Oriol Junqueras respondía a la pregunta que le formularon ayer en una entrevista sobre qué nota pondría al Govern y a ERC durante la pandemia, que no se trata de poner notas, sino de elogiar que “que todo el Govern se ha dejado la piel, del primero al último”. Es un ejercicio de autocomplacencia extraordinario, propio de otras épocas.
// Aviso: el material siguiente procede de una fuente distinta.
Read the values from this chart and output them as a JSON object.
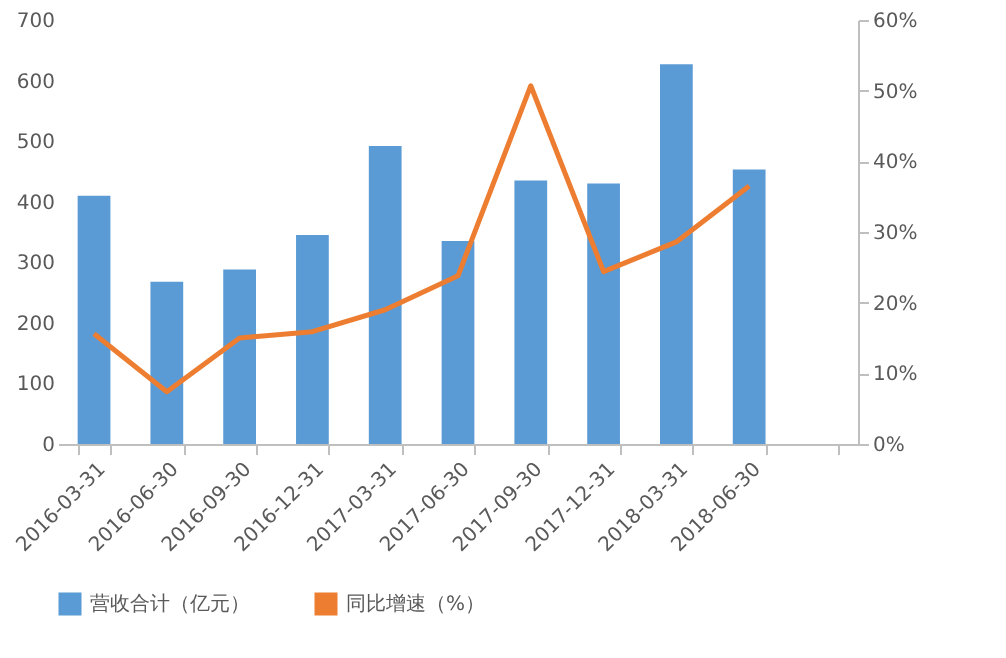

La cuestión, me parece, no es dejarse la piel o “ganar experiencia y preparase para hacerlo mejor”. Un gobierno no es una escuela donde aprender a hacer política o a gestionar (el gobierno anterior, sea dicho de paso, ya tenía un proyecto para rehacer la Escuela de Administración Pública que no prosperó). A la mesa del consejo ejecutivo se llega graduado. El problema es que los consellers y conselleres son nombrados por razones que no tienen nada que ver con su capacidad política (un conseller tiene que ser un político que vaya acompañado de un equipo técnico de primera línea y no de los habituales “amigos” políticos), y que los departamentos se reducen o se amplían para satisfacer a los partidos —una de las mayores majaderías, que viví en primera línea, fue agrupar en un mismo departamento Governació y Habitatge—. Es de esta manera que se acaba por confundir un gobernante con un aprendiz, como si los consellers fueran como los meritorios de antaño. En una situación de crisis como la actual, gestionar significa dirigir, avanzarse a los acontecimientos. Aspirar a construir un país mejor debería significar que por fin se acaba con el caciquismo partidista.

PD: Que la juez en funciones del número 1 de Lleida haya anulado con tanta facilidad la decisión del Govern de la Generalitat de confinar otra vez Lleida y siete municipios más del Segrià, demuestra que la autonomía no sirve para gobernar. Aunque Cataluña dispusiera de un buen Govern, las constricciones son tantas que solo queda una salida: la independencia.